2.2 Swim Transformer代码记录

2.2.1 窗口注意力

import paddle
import paddle.nn as nn

class PatchEmbedding(nn.Layer):
    def __init__(self, patch_size=4, embed_dim=96):
        super().__init__()
        self.patch_embed = nn.Conv2D(3, embed_dim, kernel_size=patch_size, stride=patch_size)
        self.norm = nn.LayerNorm(embed_dim)

    def forward(self, x):
        x = self.patch_embed(x)  # [n,embed_dim,h',w']
        x = x.flatten(2)  # [n,embed_dim,h',w']
        x = x.transpose([0, 2, 1])
        x = self.norm(x)
        return x


class PatchMerging(nn.Layer):
    def __init__(self, input_resolution, dim):
        super().__init__()
        self.resolution = input_resolution
        self.dim = dim
        self.reduction = nn.Linear(4 * dim, 2 * dim)
        self.norm = nn.LayerNorm(4 * dim)

    def forward(self, x):
        h, w = self.resolution
        b, _, c = x.shape

        x = x.reshape([b, h, w, c])

        # 间隔取特征层
        x0 = x[:, 0::2, 0::2, :]
        x1 = x[:, 0::2, 1::2, :]
        x2 = x[:, 1::2, 0::2, :]
        x3 = x[:, 1::2, 1::2, :]

        # 合并
        x = paddle.concat([x0, x1, x2, x3], axis=1)  # [B,h/2,w/2,4*c]

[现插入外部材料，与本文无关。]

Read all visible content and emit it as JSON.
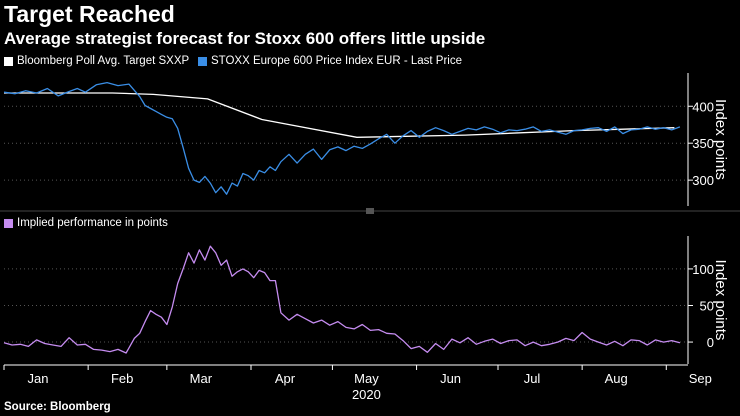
{
  "header": {
    "title": "Target Reached",
    "subtitle": "Average strategist forecast for Stoxx 600 offers little upside"
  },
  "source": "Source: Bloomberg",
  "colors": {
    "target": "#ffffff",
    "index": "#3a8ee6",
    "implied": "#c58cf0",
    "grid": "#555555",
    "background": "#000000"
  },
  "chart_data": [
    {
      "type": "line",
      "ylabel": "Index points",
      "ylim": [
        265,
        445
      ],
      "yticks": [
        300,
        350,
        400
      ],
      "x_domain_days": [
        0,
        252
      ],
      "series": [
        {
          "name": "Bloomberg Poll Avg. Target SXXP",
          "legend": "Bloomberg Poll Avg. Target SXXP",
          "x": [
            0,
            40,
            55,
            75,
            95,
            130,
            170,
            210,
            247
          ],
          "y": [
            418,
            418,
            416,
            410,
            382,
            358,
            361,
            367,
            371
          ]
        },
        {
          "name": "STOXX Europe 600 Price Index EUR - Last Price",
          "legend": "STOXX Europe 600 Price Index EUR - Last Price",
          "x": [
            0,
            4,
            8,
            12,
            16,
            20,
            24,
            27,
            30,
            34,
            38,
            42,
            46,
            50,
            52,
            54,
            56,
            58,
            60,
            62,
            64,
            66,
            68,
            70,
            72,
            74,
            76,
            78,
            80,
            82,
            84,
            86,
            88,
            90,
            92,
            94,
            96,
            98,
            100,
            102,
            105,
            108,
            111,
            114,
            117,
            120,
            123,
            126,
            129,
            132,
            135,
            138,
            141,
            144,
            147,
            150,
            153,
            156,
            159,
            162,
            165,
            168,
            171,
            174,
            177,
            180,
            183,
            186,
            189,
            192,
            195,
            198,
            201,
            204,
            207,
            210,
            213,
            216,
            219,
            222,
            225,
            228,
            231,
            234,
            237,
            240,
            243,
            246,
            249
          ],
          "y": [
            419,
            417,
            421,
            418,
            424,
            414,
            420,
            424,
            419,
            429,
            432,
            428,
            430,
            413,
            401,
            397,
            393,
            389,
            385,
            383,
            370,
            344,
            316,
            300,
            297,
            305,
            296,
            283,
            291,
            281,
            296,
            292,
            309,
            306,
            300,
            313,
            310,
            318,
            313,
            325,
            335,
            323,
            335,
            342,
            328,
            341,
            345,
            340,
            346,
            343,
            349,
            356,
            362,
            350,
            360,
            367,
            358,
            366,
            371,
            367,
            362,
            366,
            370,
            368,
            372,
            369,
            364,
            368,
            367,
            369,
            372,
            366,
            368,
            365,
            362,
            367,
            368,
            370,
            371,
            366,
            372,
            363,
            368,
            369,
            372,
            369,
            371,
            368,
            372
          ]
        }
      ]
    },
    {
      "type": "line",
      "ylabel": "Index points",
      "ylim": [
        -30,
        145
      ],
      "yticks": [
        0,
        50,
        100
      ],
      "xlabel": "2020",
      "x_domain_days": [
        0,
        252
      ],
      "x_tick_days": [
        0,
        31,
        60,
        91,
        121,
        152,
        182,
        213,
        244
      ],
      "categories": [
        "Jan",
        "Feb",
        "Mar",
        "Apr",
        "May",
        "Jun",
        "Jul",
        "Aug",
        "Sep"
      ],
      "series": [
        {
          "name": "Implied performance in points",
          "legend": "Implied performance in points",
          "x": [
            0,
            3,
            6,
            9,
            12,
            15,
            18,
            21,
            24,
            27,
            30,
            33,
            36,
            39,
            42,
            45,
            48,
            50,
            52,
            54,
            56,
            58,
            60,
            62,
            64,
            66,
            68,
            70,
            72,
            74,
            76,
            78,
            80,
            82,
            84,
            86,
            88,
            90,
            92,
            94,
            96,
            98,
            100,
            102,
            105,
            108,
            111,
            114,
            117,
            120,
            123,
            126,
            129,
            132,
            135,
            138,
            141,
            144,
            147,
            150,
            153,
            156,
            159,
            162,
            165,
            168,
            171,
            174,
            177,
            180,
            183,
            186,
            189,
            192,
            195,
            198,
            201,
            204,
            207,
            210,
            213,
            216,
            219,
            222,
            225,
            228,
            231,
            234,
            237,
            240,
            243,
            246,
            249
          ],
          "y": [
            -1,
            -4,
            -3,
            -6,
            3,
            -2,
            -4,
            -6,
            6,
            -4,
            -3,
            -10,
            -11,
            -13,
            -10,
            -15,
            5,
            12,
            28,
            43,
            38,
            34,
            24,
            48,
            80,
            100,
            122,
            108,
            126,
            112,
            131,
            122,
            105,
            112,
            90,
            96,
            100,
            96,
            88,
            98,
            95,
            84,
            84,
            40,
            30,
            38,
            32,
            26,
            30,
            23,
            28,
            20,
            18,
            24,
            16,
            17,
            12,
            11,
            2,
            -9,
            -6,
            -14,
            -2,
            -10,
            4,
            -1,
            6,
            -3,
            1,
            4,
            -2,
            2,
            3,
            -5,
            0,
            -5,
            -3,
            0,
            5,
            2,
            13,
            4,
            0,
            -4,
            1,
            -5,
            3,
            2,
            -4,
            3,
            0,
            2,
            -1
          ]
        }
      ]
    }
  ]
}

        x = x.reshape([b, -1, 4 * c])
        x = self.norm(x)
        x = self.reduction(x)
        return x


class Mlp(nn.Layer):
    def __init__(self, dim, mlp_ratio=4.0, dropout=0.):
        super().__init__()
        self.fc1 = nn.Linear(dim, int(dim * mlp_ratio))
        self.fc2 = nn.Linear(int(dim * mlp_ratio), dim)
        self.act = nn.GELU()
        self.dropout = nn.Dropout(dropout)

    def forward(self, x):
        x = self.fc1(x)
        x = self.act(x)
        x = self.dropout(x)
        x = self.fc2(x)
        x = self.dropout(x)
        return x


def windows_partition(x, window_size):
    B, H, W, C = x.shape
    x = x.reshape([B, H // window_size, window_size, W // window_size, window_size, C])
    x = x.transpose([0, 1, 2, 3, 4, 5])
    # [B,h//ws,w//ws,ws,ws,c]
    x = x.reshape([-1, window_size, window_size, C])
    # [B*num_patches,ws,ws,c]
    return x


def window_reverse(window, window_size, H, W):
    B = int(window.shape[0] // (H / window_size * W / window_size))
    x = window.reshape([B, H // window_size, W // window_size, window_size, window_size, -1])
    x = x.transpose([0, 1, 3, 2, 4, 5])
    x = x.reshape([B, H, W, -1]) #[num_window]
    return x


class WindowAttention(nn.Layer):
    def __init__(self, dim, window_size, num_heads):
        super().__init__()
        self.dim = dim
        self.dim_head = dim // num_heads
        self.num_head = num_heads
        self.scale = self.dim_head ** -0.5
        self.softmax = nn.Softmax(-1)
        self.qkv = nn.Linear(dim,
                             dim * 3)
        self.proj = nn.Linear(dim, dim)

    def transpose_multi_head(self, x):
        new_shape = x.shape[:-1] + [self.num_head, self.dim_head]
        x = x.reshape(new_shape)
        x = x.transpose([0, 2, 1, 3])  # [ B,num_heads,num_patches,dim_head]
        return x

    def forward(self, x):
        B, N, C = x.shape
        # x:[B,num_patches,embed_dim]
        qkv = self.qkv(x).chunk(3, -1)
        q, k, v = map(self.transpose_multi_head, qkv)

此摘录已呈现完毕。